Das Getöse endete damals wie fast immer in der EU mit einem friedensstiftenden Beschluss, nämlich dem, die Sorbonne-Erklärung zu überarbeiten und eine neue, unter Mitwirkung aller EU-Länder plus Norwegen plus Schweiz, plus späterer Beitrittskandidaten zu formulierende Erklärung zu entwerfen und sie im Sommer 1999 in Bologna unterschreiben zu lassen. Über die tatsächliche Entstehung dieses Textes und seine Autoren könnte ich noch einige Anekdoten erzählen, wozu aber hier nicht der Platz ist. So viel sei aber verraten: die Minister selbst, die nachher unterschrieben haben, waren, was die Inhalte angeht, nicht übermäßig daran beteiligt. Mit der 1988 feierlich verabschiedeten „Magna Charta Universitatum“ hat die neue Erklärung von Bologna freilich wenig zu tun. Nun aber wird es noch einmal ernst: 

In den deutschen Provinzen (die sich als „Länder“, die sie nach dem deutschen Grundgesetz ja sind, oft wie souveräne Staaten gerieren) und in manchen ihrer Hochschulen – wie auch in manchen Unternehmensführungen – ist die gnadenlose Schärfe des globalen Wettbewerbs um vordere Plätze bei der Nutzung der einzigen – unter günstigen Umständen – erneuerbaren und vermehrbaren Ressource „Bildung“ im Kampf um Produkt- wie Verfahrensinnovationen, im Kampf um die Besetzung der Themen des medial ausgetragenen Wettbewerbs um die Dominanz kultureller Leitbilder (und der ihnen wieder folgenden Produkte), also die Schärfe dieses Wettbewerbs ist dort noch nicht überall bewusst geworden. Natürlich wird in den üblichen Sonntagsreden das Lippenbekenntnis zur zentralen Bedeutung von Bildung und Forschung für das Überleben des jeweiligen Landes abgelegt. Aber die meisten der Bekenntnisse blieben bisher fast folgenlos. Das „Megathema Bildung“ gebar in Deutschland zwar neue Programme wie „Elite-Universitäten“ oder „Hochschulpakt“. Rechnet man aber einmal netto die bei den Hochschulen insgesamt ankommenden Mittel zusammen und rechnet noch die Inflationsraten der letzten sechs Jahre heraus, so bleibt fast nichts als Umverteilung zu Gunsten weniger. 

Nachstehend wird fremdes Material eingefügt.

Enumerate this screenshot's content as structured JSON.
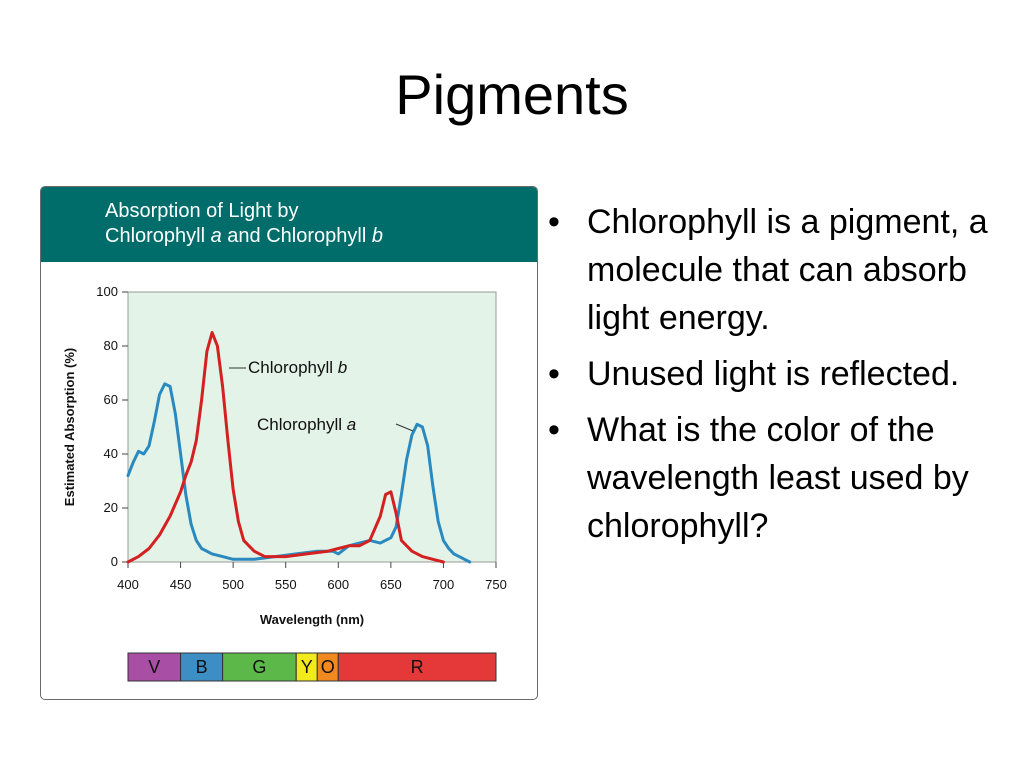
{
  "slide": {
    "title": "Pigments",
    "bullets": [
      "Chlorophyll is a pigment, a molecule that can absorb light energy.",
      "Unused light is reflected.",
      "What is the color of the wavelength least used by chlorophyll?"
    ],
    "bullet_symbol": "•"
  },
  "figure": {
    "title_line1": "Absorption of Light by",
    "title_line2_part1": "Chlorophyll ",
    "title_line2_a": "a",
    "title_line2_part2": " and Chlorophyll ",
    "title_line2_b": "b",
    "header_color": "#006d6a",
    "plot_bg_color": "#e3f3e7"
  },
  "chart_data": {
    "type": "line",
    "xlabel": "Wavelength (nm)",
    "ylabel": "Estimated Absorption (%)",
    "xlim": [
      400,
      750
    ],
    "ylim": [
      0,
      100
    ],
    "x_ticks": [
      400,
      450,
      500,
      550,
      600,
      650,
      700,
      750
    ],
    "y_ticks": [
      0,
      20,
      40,
      60,
      80,
      100
    ],
    "grid": false,
    "series": [
      {
        "name": "Chlorophyll a",
        "name_prefix": "Chlorophyll ",
        "name_letter": "a",
        "color": "#2a8ac0",
        "x": [
          400,
          405,
          410,
          415,
          420,
          425,
          430,
          435,
          440,
          445,
          450,
          455,
          460,
          465,
          470,
          480,
          490,
          500,
          520,
          540,
          560,
          580,
          595,
          600,
          610,
          620,
          630,
          640,
          650,
          655,
          660,
          665,
          670,
          675,
          680,
          685,
          690,
          695,
          700,
          705,
          710,
          715,
          720,
          725
        ],
        "y": [
          32,
          37,
          41,
          40,
          43,
          52,
          62,
          66,
          65,
          55,
          40,
          25,
          14,
          8,
          5,
          3,
          2,
          1,
          1,
          2,
          3,
          4,
          4,
          3,
          6,
          7,
          8,
          7,
          9,
          13,
          25,
          38,
          47,
          51,
          50,
          43,
          28,
          15,
          8,
          5,
          3,
          2,
          1,
          0
        ]
      },
      {
        "name": "Chlorophyll b",
        "name_prefix": "Chlorophyll ",
        "name_letter": "b",
        "color": "#d42020",
        "x": [
          400,
          410,
          420,
          430,
          440,
          450,
          455,
          460,
          465,
          470,
          475,
          480,
          485,
          490,
          495,
          500,
          505,
          510,
          520,
          530,
          550,
          570,
          590,
          600,
          610,
          620,
          630,
          640,
          645,
          650,
          655,
          660,
          670,
          680,
          690,
          700
        ],
        "y": [
          0,
          2,
          5,
          10,
          17,
          26,
          32,
          37,
          45,
          60,
          78,
          85,
          80,
          65,
          45,
          27,
          15,
          8,
          4,
          2,
          2,
          3,
          4,
          5,
          6,
          6,
          8,
          17,
          25,
          26,
          18,
          8,
          4,
          2,
          1,
          0
        ]
      }
    ],
    "annotations": [
      {
        "series": "Chlorophyll b",
        "text_prefix": "Chlorophyll ",
        "text_letter": "b"
      },
      {
        "series": "Chlorophyll a",
        "text_prefix": "Chlorophyll ",
        "text_letter": "a"
      }
    ],
    "color_bands": [
      {
        "label": "V",
        "start": 400,
        "end": 450,
        "color": "#a84ea4"
      },
      {
        "label": "B",
        "start": 450,
        "end": 490,
        "color": "#3c8ec4"
      },
      {
        "label": "G",
        "start": 490,
        "end": 560,
        "color": "#5db84a"
      },
      {
        "label": "Y",
        "start": 560,
        "end": 580,
        "color": "#f2ea1b"
      },
      {
        "label": "O",
        "start": 580,
        "end": 600,
        "color": "#f08a20"
      },
      {
        "label": "R",
        "start": 600,
        "end": 750,
        "color": "#e53838"
      }
    ]
  }
}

Bei fast jeder kulturellen Selbstvergewisserung deutscher Intellektueller – man schaue nur in die Feuilletons der deutschen Zeitungen – der englische Economist und die NZZ sind da offener – wird mit einem fast schon romantisch zu nennenden Blick in verklärte Vergangenheit und einer ans Alte Testament gemahnenden Katastrophen-Prophetie operiert. Zuweilen fällt man dann auf medial geschickte Schamanen – auch aus der Wissenschaft – herein, die mit wirksam dramatisierten Problemen ihre Geschäfte zwecks Steigerung ihrer Reputation betreiben. Vom Waldsterben über BSE und Vogelgrippe bis hin zur Abkühlung des erhitzten Klimas beispielsweise durch Tempolimit oder durch mittels Rechtsverordnung zu verbietende Stand-By-Schaltungen elektrischer Geräte und bis hin zu den durch kein Sachargument zu rechtfertigenden Fahrverboten wegen Feinstaubs.

Überleben nach 2015

Bei soviel der Medienwelt geschuldetem Dilettantismus geraten leider die weniger leicht medial zu dramatisierenden Herausforderungen der europäischen Gesellschaften aus dem Blick, von denen ich hier vier nennen will: 
und vor allen anderen die vor- und durchdringende Überalterung der Bevölkerungen mit ihren Konsequenzen für Bildungssystem, Arbeitswelt, Alterssicherung, Krankenversorgung, Pflege. Die Sicherung einer angemessenen Versorgung mit Trinkwasser und Brauchwasser, auch für die Landwirtschaft, vor allem in den Ländern, die wie Brasilien, auch die USA und einige asiatische Länder im Tropengürtel, aber eben auch Spanien, Portugal, Griechenland, Italien, ja auch Frankreich (im Süden) ihre Wasservorräte wie auch ihre Wälder seit Jahrhunderten geplündert, ja zum Teil vernichtet haben und weiter vernichten. Dass dieses Problem mit der Klimaerwärmung vor allem in tropischen Ländern, die immer noch durch Brandrodungen ihre Lebensgrundlage vernichten, noch dramatischer wird, wird kaum bestritten, ohne dass konstruktives Handeln dagegen mit einer gewissen Wirksamkeit erkennbar würde. Die Sicherung einer das materielle wie kulturelle Lebensniveau stützenden Energie-Versorgung, ohne zu sehr von einigen wenigen Anbietern erpressbar zu werden und ohne die üblichen ideologischen Vorurteile zu pflegen.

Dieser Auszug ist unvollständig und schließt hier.